Oct 21, 2014 06:35 PM EDT
The directionally challenged may find a new curveball thrown their way, as researchers reveal that in our lifetime we may see flip in what we know to be North and South. For those who know their way around navigating the wild, seeking directions in the stars, or even reading the face of a compass, you may have to reconsider the norm or repaint the stars to fit a changing magnetic field that may soon have Antarctica pointing North.
Shifts in the Earth's magnetic field is not a new discovery, rather it's something scientists have observed for years. It fact, it is estimated that roughly 800,000 years ago, what we consider to be North and South were reversed. And over the course of its lifetime, the Earth has flipped its magnetic field a handful of times, though the occurrence is rare on a human scale of time.

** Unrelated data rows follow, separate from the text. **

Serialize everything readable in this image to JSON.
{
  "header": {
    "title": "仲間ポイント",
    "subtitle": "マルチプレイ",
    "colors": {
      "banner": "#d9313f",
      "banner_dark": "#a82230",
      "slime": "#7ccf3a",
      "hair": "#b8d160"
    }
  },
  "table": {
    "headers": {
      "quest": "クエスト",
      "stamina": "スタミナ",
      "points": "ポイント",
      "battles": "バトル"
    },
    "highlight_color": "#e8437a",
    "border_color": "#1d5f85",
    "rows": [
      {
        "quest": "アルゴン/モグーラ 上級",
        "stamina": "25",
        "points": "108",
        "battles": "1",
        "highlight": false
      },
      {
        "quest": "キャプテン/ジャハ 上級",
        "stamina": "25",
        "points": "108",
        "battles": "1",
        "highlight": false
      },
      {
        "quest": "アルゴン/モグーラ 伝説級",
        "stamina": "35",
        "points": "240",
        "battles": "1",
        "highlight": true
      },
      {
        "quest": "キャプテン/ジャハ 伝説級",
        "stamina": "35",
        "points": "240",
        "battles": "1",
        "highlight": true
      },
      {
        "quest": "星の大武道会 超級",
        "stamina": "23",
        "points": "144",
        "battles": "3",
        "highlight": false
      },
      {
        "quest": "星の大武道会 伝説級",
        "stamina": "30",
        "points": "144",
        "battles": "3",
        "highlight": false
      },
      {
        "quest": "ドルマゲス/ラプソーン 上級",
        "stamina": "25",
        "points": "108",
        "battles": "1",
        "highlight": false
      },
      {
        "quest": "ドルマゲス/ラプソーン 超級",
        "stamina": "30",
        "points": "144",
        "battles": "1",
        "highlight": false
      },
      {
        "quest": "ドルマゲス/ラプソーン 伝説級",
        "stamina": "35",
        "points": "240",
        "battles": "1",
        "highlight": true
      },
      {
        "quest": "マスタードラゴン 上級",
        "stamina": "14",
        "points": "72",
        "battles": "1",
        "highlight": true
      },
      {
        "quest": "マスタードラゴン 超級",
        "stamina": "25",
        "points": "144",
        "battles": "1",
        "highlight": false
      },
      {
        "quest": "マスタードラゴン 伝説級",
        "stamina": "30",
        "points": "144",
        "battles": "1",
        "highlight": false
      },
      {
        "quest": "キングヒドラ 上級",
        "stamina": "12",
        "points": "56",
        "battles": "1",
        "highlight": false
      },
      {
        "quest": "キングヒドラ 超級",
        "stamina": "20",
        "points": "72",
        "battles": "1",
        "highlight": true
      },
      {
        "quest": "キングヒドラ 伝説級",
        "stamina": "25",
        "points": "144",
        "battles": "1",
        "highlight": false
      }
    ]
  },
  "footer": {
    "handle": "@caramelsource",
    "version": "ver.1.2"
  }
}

It's a process researchers believe begins with a weakening in the field prior to the inversion of the poles, similar to the state the Earth's magnetic field is currently in. And with new evidence pointing that the inversion of the poles only took 100 years to occur the last time the Earth turned topsy turvy, some researchers are questioning whether we may seen an inversion in our lifetime as well.
"We don't know whether the next reversal will occur as suddenly as this one did, but we also don't know that it won't" lead author and director of the Geochronology Center at UC Berkeley, Paul Renne says.
The new study, published this upcoming November in the newest issue of Geophysical Journal International, analyzed new data collected this past summer by a European Space Agency (ESA) satellite orbiting the Earth. And what they found is that evidence suggests the Earth's magnetic field is weakening 10 times faster than researchers originally estimated.
And while the Earth's current magnetic state was analyzed from space, to discover the conditions leading to the reversal that happened nearly 786,000 years ago the researchers looked deeper into the Earth's crust for a hint at an answer.
Renne and a team of researchers dug through sediments left behind by an ancient lake at the base of the Apennine Mountains in Italy for a trace of evidence. Mixed into the sediment lies ashen layers from previous volcanic eruptions, ash made of magnetically sensitive minerals that allowed the researchers to find the direction the magnetic field once pointed before the ash was embedded in sediment. Then, utilizing argon-argon dating, wherein radioactive K-40 decays into Ar-40 at a specific rate, the researchers were able to pinpoint the inversion of the magnetic field with great accuracy over the 10,000 year span the sediments were composed of, dating the flip to roughly 786,000 years ago.
"It's amazing how rapidly we see that reversal" UC Berkeley graduate student, Courtney Sprain says. "The paleomagnetic data are very well done."
"This is one of the best records we have so far of what happens during a reversal and how quickly these reversals can happen."